Mas não é só meu personagem que pensa assim. Ainda outro dia, um amigo meu — que o Carlos Lacerda também conhece — apareceu-me, de olho rútilo e lábio trêmulo. Puxou-me para um canto e gemeu: — “Imagina, rapaz, imagina”. Faz um suspense e continua: — “Fui com minha mulher à praia. Fui e me aconte­ceu uma que...”. Parou, sem coragem de ir até o fim. Pergunto: — “E daí?”. Ele explode: “Desejei a mãe dos meus filhos!”.
De fato, esse meu amigo (e de Carlos Lacerda) tem quatro filhos, sendo o mais velho de dezessete anos. Com dezoito anos de vida conjugal, acha ele que o amor não cabe mais no seu lar. E o fato de desejar a esposa, ainda que por um segundo fulminante, o dilacerou de vergonha e de remorso. Sentia-se um des­ses faunos de tapete que, nos terrenos baldios, atropelam as ninfas desacompanhadas.
E o certo é que A vida como ela é... foi mais um pretexto para exasperar a unanimidade. Os vizinhos que me viam che­gar em casa, com um liquidificador debaixo do braço, olhavam para mim com escândalo e ira. “Lá vai o tarado”, deviam co­chichar entre si. Eu podia abrir o embrulho e argumentar: — “Estão vendo esse liquidificador? É o meu salário”. No fundo, no fundo, eu achava o seguinte: — aquele liquidificador prova­va minha pureza, provava minha inocência. O sujeito que rece­be, como remuneração profissional, uma panela, uma fruteira, é quase um são Francisco de Assis.
Uso muito nas minhas crônicas de esporte a imagem do pobre-diabo que se senta no meio-fio e começa a chorar. Eis o que eu queria dizer: — essa figura me ocorreu, pela primeira vez, durante a campanha contra a Última Hora. E era eu o pobre-diabo, era eu o Marmeladov de Crime e castigo. Vendo que a unanimidade também se voltava contra mim, e me chamava de “obsceno”, de “tarado”, sentia exatamente a vontade de me sentar no meio-fio para chorar lágrimas de esguicho.

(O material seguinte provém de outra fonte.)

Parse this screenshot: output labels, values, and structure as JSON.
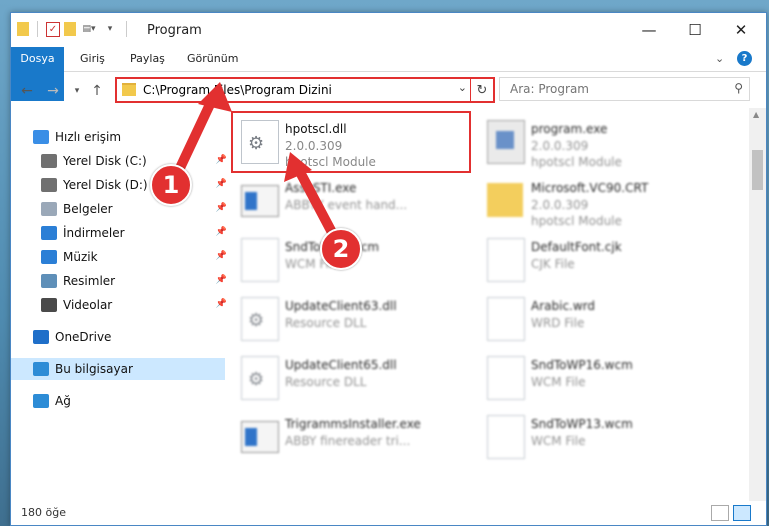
{
  "window": {
    "title": "Program",
    "minimize_glyph": "—",
    "maximize_glyph": "☐",
    "close_glyph": "✕"
  },
  "ribbon": {
    "tabs": [
      "Dosya",
      "Giriş",
      "Paylaş",
      "Görünüm"
    ],
    "expand_glyph": "⌄",
    "help_glyph": "?"
  },
  "navigation": {
    "address": "C:\\Program Files\\Program Dizini",
    "search_placeholder": "Ara: Program"
  },
  "sidebar": {
    "items": [
      {
        "label": "Hızlı erişim",
        "icon": "star-icon",
        "color": "#3a8ee6"
      },
      {
        "label": "Yerel Disk (C:)",
        "icon": "drive-icon",
        "color": "#707070",
        "pinned": true
      },
      {
        "label": "Yerel Disk (D:)",
        "icon": "drive-icon",
        "color": "#707070",
        "pinned": true
      },
      {
        "label": "Belgeler",
        "icon": "documents-icon",
        "color": "#9aa8b8",
        "pinned": true
      },
      {
        "label": "İndirmeler",
        "icon": "download-icon",
        "color": "#2b7fd6",
        "pinned": true
      },
      {
        "label": "Müzik",
        "icon": "music-icon",
        "color": "#2b7fd6",
        "pinned": true
      },
      {
        "label": "Resimler",
        "icon": "pictures-icon",
        "color": "#5e8fb8",
        "pinned": true
      },
      {
        "label": "Videolar",
        "icon": "videos-icon",
        "color": "#4a4a4a",
        "pinned": true
      },
      {
        "label": "OneDrive",
        "icon": "cloud-icon",
        "color": "#1f6fc9"
      },
      {
        "label": "Bu bilgisayar",
        "icon": "computer-icon",
        "color": "#2d8cd6",
        "selected": true
      },
      {
        "label": "Ağ",
        "icon": "network-icon",
        "color": "#2d8cd6"
      }
    ]
  },
  "files": [
    {
      "name": "hpotscl.dll",
      "line2": "2.0.0.309",
      "line3": "hpotscl Module",
      "icon": "dll-gear-icon",
      "highlighted": true
    },
    {
      "name": "program.exe",
      "line2": "2.0.0.309",
      "line3": "hpotscl Module",
      "icon": "exe-icon",
      "blurred": true
    },
    {
      "name": "AssySTI.exe",
      "line2": "ABBYY event hand...",
      "line3": "",
      "icon": "app-window-icon",
      "blurred": true
    },
    {
      "name": "Microsoft.VC90.CRT",
      "line2": "2.0.0.309",
      "line3": "hpotscl Module",
      "icon": "folder-icon",
      "blurred": true
    },
    {
      "name": "SndToWP1.wcm",
      "line2": "WCM File",
      "line3": "",
      "icon": "document-icon",
      "blurred": true
    },
    {
      "name": "DefaultFont.cjk",
      "line2": "CJK File",
      "line3": "",
      "icon": "document-icon",
      "blurred": true
    },
    {
      "name": "UpdateClient63.dll",
      "line2": "Resource DLL",
      "line3": "",
      "icon": "dll-gear-icon",
      "blurred": true
    },
    {
      "name": "Arabic.wrd",
      "line2": "WRD File",
      "line3": "",
      "icon": "document-icon",
      "blurred": true
    },
    {
      "name": "UpdateClient65.dll",
      "line2": "Resource DLL",
      "line3": "",
      "icon": "dll-gear-icon",
      "blurred": true
    },
    {
      "name": "SndToWP16.wcm",
      "line2": "WCM File",
      "line3": "",
      "icon": "document-icon",
      "blurred": true
    },
    {
      "name": "TrigrammsInstaller.exe",
      "line2": "ABBY finereader tri...",
      "line3": "",
      "icon": "app-window-icon",
      "blurred": true
    },
    {
      "name": "SndToWP13.wcm",
      "line2": "WCM File",
      "line3": "",
      "icon": "document-icon",
      "blurred": true
    }
  ],
  "status": {
    "item_count": "180 öğe"
  },
  "annotations": {
    "callout_1": "1",
    "callout_2": "2",
    "accent_color": "#e23030"
  }
}
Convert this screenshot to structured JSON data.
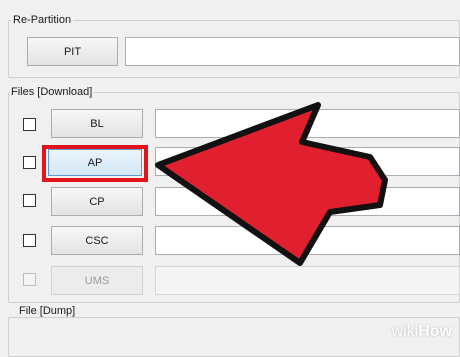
{
  "repartition": {
    "group_label": "Re-Partition",
    "pit_label": "PIT"
  },
  "files_download": {
    "group_label": "Files [Download]",
    "rows": [
      {
        "label": "BL",
        "checked": false,
        "enabled": true,
        "selected": false
      },
      {
        "label": "AP",
        "checked": false,
        "enabled": true,
        "selected": true
      },
      {
        "label": "CP",
        "checked": false,
        "enabled": true,
        "selected": false
      },
      {
        "label": "CSC",
        "checked": false,
        "enabled": true,
        "selected": false
      },
      {
        "label": "UMS",
        "checked": false,
        "enabled": false,
        "selected": false
      }
    ]
  },
  "file_dump": {
    "group_label": "File [Dump]"
  },
  "annotation": {
    "highlight_color": "#e1141b",
    "arrow_color": "#e0202f",
    "arrow_target": "AP"
  },
  "watermark": {
    "prefix": "wiki",
    "suffix": "How"
  }
}
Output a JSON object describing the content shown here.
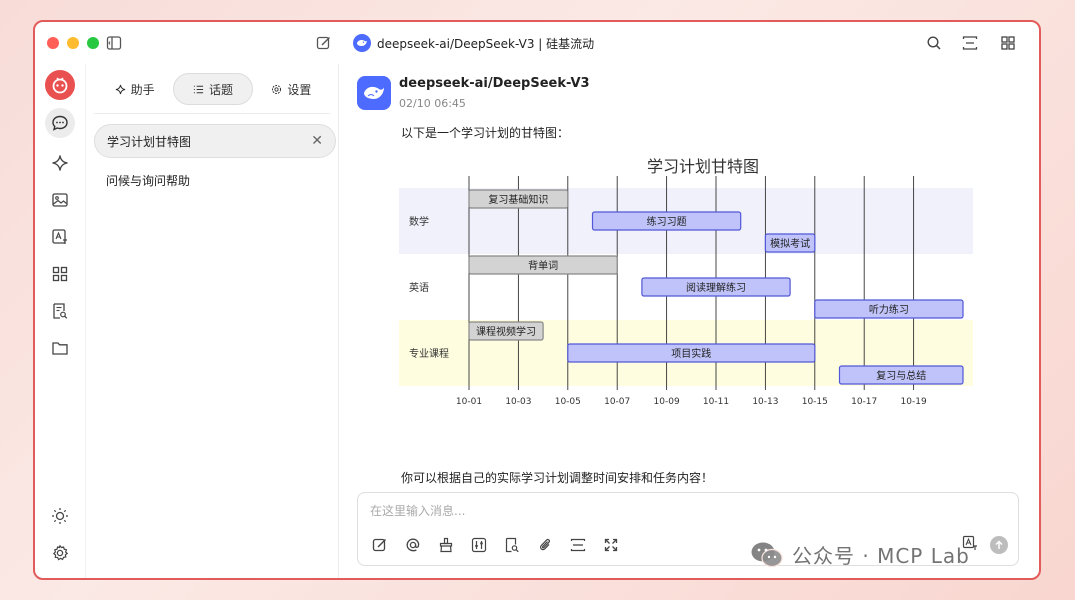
{
  "window": {
    "title": "deepseek-ai/DeepSeek-V3 | 硅基流动"
  },
  "panel": {
    "tabs": [
      {
        "label": "助手"
      },
      {
        "label": "话题"
      },
      {
        "label": "设置"
      }
    ],
    "active_tab": "话题",
    "topics": [
      {
        "label": "学习计划甘特图",
        "active": true
      },
      {
        "label": "问候与询问帮助",
        "active": false
      }
    ]
  },
  "message": {
    "model_name": "deepseek-ai/DeepSeek-V3",
    "time": "02/10 06:45",
    "intro": "以下是一个学习计划的甘特图：",
    "outro": "你可以根据自己的实际学习计划调整时间安排和任务内容！"
  },
  "chart_data": {
    "type": "gantt",
    "title": "学习计划甘特图",
    "x_ticks": [
      "10-01",
      "10-03",
      "10-05",
      "10-07",
      "10-09",
      "10-11",
      "10-13",
      "10-15",
      "10-17",
      "10-19"
    ],
    "x_range": [
      "10-01",
      "10-21"
    ],
    "sections": [
      {
        "name": "数学",
        "color": "#f0f1fb",
        "tasks": [
          {
            "label": "复习基础知识",
            "start": "10-01",
            "end": "10-05",
            "style": "done"
          },
          {
            "label": "练习习题",
            "start": "10-06",
            "end": "10-12",
            "style": "active"
          },
          {
            "label": "模拟考试",
            "start": "10-13",
            "end": "10-15",
            "style": "active"
          }
        ]
      },
      {
        "name": "英语",
        "color": "#ffffff",
        "tasks": [
          {
            "label": "背单词",
            "start": "10-01",
            "end": "10-07",
            "style": "done"
          },
          {
            "label": "阅读理解练习",
            "start": "10-08",
            "end": "10-14",
            "style": "active"
          },
          {
            "label": "听力练习",
            "start": "10-15",
            "end": "10-21",
            "style": "active"
          }
        ]
      },
      {
        "name": "专业课程",
        "color": "#fefde0",
        "tasks": [
          {
            "label": "课程视频学习",
            "start": "10-01",
            "end": "10-04",
            "style": "done"
          },
          {
            "label": "项目实践",
            "start": "10-05",
            "end": "10-15",
            "style": "active"
          },
          {
            "label": "复习与总结",
            "start": "10-16",
            "end": "10-21",
            "style": "active"
          }
        ]
      }
    ],
    "colors": {
      "done_fill": "#d3d3d3",
      "done_stroke": "#888888",
      "active_fill": "#bfc3f9",
      "active_stroke": "#5157d8"
    }
  },
  "input": {
    "placeholder": "在这里输入消息..."
  },
  "watermark": {
    "text": "公众号 · MCP Lab"
  },
  "colors": {
    "accent": "#e25b5b",
    "brand": "#e8514f",
    "deepseek": "#4d6bfe"
  }
}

A verdade é que eu não tinha a paciência multimilenar de Samuel. Se ele fosse enforcado; se seu corpo pendesse de uma árvore; e se os urubus o devorassem — ainda assim ele sobrevi­veria. Samuel é de um povo que não morre. Mas era a primeira vez que eu via a face horrenda, a face obscena da unanimidade. Muitas vezes, eu ficava em casa, até duas, três da manhã, pen­sando. Punha a vitrola tocando valsas em surdina e ficava te­cendo as hipóteses mais furiosas. Imaginava: — “E se eu matas­se o Carlos Lacerda? Se lhe desse um tiro?”. Via-o morto, com seu perfil de John Barrymore, e morto. Também imaginava a unanimidade uivando pelas ruas. Que faria ela, sem o líder que a criara e todos os dias a recriava? Mas sou muito mais suicida do que homicida. Só de me imaginar assassino de Carlos Lacer­da, me sentia hediondo.
Mas Carlos Lacerda não morreu. Não. Quem morreu foi Ge­túlio. Com uma bala no peito, Vargas desfez a unanimidade. Ain­da não morrera o som do tiro, e já a unanimidade sumia, até o último vestígio. Minto. Não sumiu. Simplesmente, mudou de dono. A Última Hora estava morta, enterrada. Foi exumada às pressas. A unanimidade queria agora o sangue de Carlos Lacerda.